If lawmakers want to improve campus safety, they should start by talking to the parents of the victims of tragedies. They should talk to Dr. Cowie, who testified in Florida against a similar bill after his daughter was accidentally shot by her boyfriend at a fraternity party. They should talk to the family of Devin Zimmerman, a librarian at Northeast Lakeview Community College who was murdered by a Texas handgun licensee.

They should ask Virginia Tech survivors Colin Goddard, Lily Habtu, Kristina Anderson, Garrett Evans, Erin Sheehan, and Emily Haas. Lawmakers should consult with the Samaha family, who lost their daughter Reema; and with Jocelyne Couture-Nowak's family. They should talk to Maxine's parents.

If lawmakers really want to push this legislation when faced with so many other important issues, they should at least be willing to hear what it's like to receive that phone call that every parent dreads. But they haven't done that. They haven't done their homework, because they care more about their ideological agenda than campus safety.

That agenda is guns everywhere, no questions asked. Utah and Iowa are seriously considering bills that allow concealed carry in public without permits. Arizona already passed such a bill in 2010. Utah has already reduced its concealed handgun permit requirements to a point that many Texans get Utah permits instead of the Texas license.

But most tellingly, the gun lobby went venue shopping in Lubbock, Texas, with an absurd lawsuit: they want to lower the minimum age for Texas concealed handgun licenses to eighteen. The judge, Sam Cummings, is almost certain to find in favor of the plaintiff. And Rep. Driver and Sen. Wentworth don't bat an eye while arguing their bills only apply to students who are over twenty-one.

I want students to feel safe on college campuses again. I want parents to feel safe when their kids are away at college -- and that safety is best left in the hands of our peace officers, not students. Parents have every reason to feel safe: at the University of Texas, for example, there have been only three murders in thirty years.
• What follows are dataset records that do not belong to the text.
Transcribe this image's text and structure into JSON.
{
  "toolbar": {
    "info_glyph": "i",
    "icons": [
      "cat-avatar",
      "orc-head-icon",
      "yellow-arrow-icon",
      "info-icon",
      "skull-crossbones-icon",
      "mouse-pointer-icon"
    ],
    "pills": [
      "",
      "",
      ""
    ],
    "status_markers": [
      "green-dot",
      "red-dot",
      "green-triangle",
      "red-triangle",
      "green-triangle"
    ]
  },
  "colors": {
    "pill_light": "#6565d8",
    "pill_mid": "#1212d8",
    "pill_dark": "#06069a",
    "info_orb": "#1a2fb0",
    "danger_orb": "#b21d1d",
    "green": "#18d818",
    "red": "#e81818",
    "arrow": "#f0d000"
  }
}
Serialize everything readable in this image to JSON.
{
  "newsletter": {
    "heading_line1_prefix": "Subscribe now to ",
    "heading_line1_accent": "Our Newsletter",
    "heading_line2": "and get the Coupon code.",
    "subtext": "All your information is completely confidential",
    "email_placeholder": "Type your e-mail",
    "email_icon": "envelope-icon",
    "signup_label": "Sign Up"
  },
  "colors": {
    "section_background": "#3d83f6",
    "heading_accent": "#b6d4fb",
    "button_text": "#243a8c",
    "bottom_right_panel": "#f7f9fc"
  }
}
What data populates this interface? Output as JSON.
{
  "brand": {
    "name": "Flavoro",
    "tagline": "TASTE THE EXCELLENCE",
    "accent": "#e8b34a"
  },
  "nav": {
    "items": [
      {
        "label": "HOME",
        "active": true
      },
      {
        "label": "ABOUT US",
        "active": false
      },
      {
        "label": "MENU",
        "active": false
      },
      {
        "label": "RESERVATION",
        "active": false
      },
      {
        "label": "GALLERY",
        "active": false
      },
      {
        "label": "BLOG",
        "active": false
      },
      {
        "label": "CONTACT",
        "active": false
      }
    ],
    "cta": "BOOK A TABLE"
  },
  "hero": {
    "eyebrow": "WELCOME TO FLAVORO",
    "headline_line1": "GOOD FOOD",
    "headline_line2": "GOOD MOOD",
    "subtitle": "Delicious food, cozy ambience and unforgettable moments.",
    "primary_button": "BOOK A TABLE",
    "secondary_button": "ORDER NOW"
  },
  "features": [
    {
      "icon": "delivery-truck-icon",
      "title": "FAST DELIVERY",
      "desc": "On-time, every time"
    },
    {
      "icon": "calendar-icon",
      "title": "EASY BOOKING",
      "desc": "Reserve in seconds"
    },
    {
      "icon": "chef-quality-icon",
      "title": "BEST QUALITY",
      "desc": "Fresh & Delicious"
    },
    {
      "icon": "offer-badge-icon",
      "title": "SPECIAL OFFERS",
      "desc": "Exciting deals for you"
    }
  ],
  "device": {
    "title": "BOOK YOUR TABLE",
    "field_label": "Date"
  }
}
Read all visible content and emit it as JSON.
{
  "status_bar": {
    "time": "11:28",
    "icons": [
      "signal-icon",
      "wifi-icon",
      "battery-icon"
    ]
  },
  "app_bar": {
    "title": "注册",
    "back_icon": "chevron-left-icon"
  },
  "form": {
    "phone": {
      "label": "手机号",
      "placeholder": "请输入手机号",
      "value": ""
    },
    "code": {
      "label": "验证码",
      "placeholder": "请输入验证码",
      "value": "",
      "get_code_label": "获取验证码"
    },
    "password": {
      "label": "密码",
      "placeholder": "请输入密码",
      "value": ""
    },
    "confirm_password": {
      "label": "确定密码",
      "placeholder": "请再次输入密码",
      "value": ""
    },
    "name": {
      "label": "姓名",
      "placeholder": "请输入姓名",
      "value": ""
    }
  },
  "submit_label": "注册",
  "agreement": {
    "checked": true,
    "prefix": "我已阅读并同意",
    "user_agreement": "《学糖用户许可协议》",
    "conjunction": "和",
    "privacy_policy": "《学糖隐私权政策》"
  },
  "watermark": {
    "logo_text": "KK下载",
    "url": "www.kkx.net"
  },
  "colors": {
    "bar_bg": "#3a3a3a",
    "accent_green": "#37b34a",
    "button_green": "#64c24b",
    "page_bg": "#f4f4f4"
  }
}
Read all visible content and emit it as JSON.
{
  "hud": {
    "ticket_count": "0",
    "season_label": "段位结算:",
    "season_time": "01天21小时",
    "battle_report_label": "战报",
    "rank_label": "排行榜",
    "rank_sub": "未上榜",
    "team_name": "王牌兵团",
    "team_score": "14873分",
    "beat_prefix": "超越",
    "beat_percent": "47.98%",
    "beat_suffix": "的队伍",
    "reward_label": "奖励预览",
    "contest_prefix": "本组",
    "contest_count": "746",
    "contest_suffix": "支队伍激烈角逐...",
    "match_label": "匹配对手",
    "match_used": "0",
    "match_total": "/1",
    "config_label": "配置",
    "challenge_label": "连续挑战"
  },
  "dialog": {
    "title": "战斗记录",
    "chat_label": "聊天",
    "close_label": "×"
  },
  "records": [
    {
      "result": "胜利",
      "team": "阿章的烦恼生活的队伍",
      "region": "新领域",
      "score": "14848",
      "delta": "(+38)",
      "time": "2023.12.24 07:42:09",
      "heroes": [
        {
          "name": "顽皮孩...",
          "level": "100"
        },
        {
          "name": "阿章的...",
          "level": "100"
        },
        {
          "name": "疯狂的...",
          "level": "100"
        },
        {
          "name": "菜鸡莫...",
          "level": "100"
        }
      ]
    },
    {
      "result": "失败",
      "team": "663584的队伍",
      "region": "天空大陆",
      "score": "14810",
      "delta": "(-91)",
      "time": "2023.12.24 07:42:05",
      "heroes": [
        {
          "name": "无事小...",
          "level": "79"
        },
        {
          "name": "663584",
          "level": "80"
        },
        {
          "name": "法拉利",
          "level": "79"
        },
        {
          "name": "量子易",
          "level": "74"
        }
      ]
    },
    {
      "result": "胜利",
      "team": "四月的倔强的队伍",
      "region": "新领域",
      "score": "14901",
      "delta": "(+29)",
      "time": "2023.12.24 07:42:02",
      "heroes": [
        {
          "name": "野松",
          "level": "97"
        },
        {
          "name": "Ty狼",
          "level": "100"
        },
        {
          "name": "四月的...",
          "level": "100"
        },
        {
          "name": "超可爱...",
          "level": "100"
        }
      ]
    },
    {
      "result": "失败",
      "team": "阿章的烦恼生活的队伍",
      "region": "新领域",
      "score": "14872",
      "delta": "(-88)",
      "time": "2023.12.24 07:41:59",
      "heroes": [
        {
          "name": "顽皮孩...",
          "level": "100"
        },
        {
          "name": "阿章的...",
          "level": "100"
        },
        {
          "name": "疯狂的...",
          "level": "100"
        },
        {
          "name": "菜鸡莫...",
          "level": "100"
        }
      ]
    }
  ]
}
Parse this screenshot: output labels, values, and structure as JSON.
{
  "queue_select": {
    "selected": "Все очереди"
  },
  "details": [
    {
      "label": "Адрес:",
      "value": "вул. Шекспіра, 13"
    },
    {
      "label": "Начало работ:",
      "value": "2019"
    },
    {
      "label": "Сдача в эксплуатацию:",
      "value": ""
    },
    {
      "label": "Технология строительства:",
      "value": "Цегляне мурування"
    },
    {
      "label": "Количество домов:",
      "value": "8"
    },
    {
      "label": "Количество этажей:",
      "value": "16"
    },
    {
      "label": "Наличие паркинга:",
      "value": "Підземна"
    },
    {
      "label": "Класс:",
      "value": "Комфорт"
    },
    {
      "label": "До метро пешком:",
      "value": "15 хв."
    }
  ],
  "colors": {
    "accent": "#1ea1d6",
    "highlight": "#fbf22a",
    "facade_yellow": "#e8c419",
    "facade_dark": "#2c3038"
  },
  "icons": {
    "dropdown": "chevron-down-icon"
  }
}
Ninety-three percent of the violent crime against college students happens off-campus. When crime does occur on campus, it tends to be simple assault rather than aggravated assault. More guns cannot possibly make our campuses safer.

Reporters have occasionally said that the victims of the Virginia Tech shooting were in the wrong place at the wrong time. Philosophically, these lawmakers are in the wrong place at the wrong time. Maxine, my girlfriend, was in the right place: she was in German class on a Monday morning. Our students belong in class. Guns do not.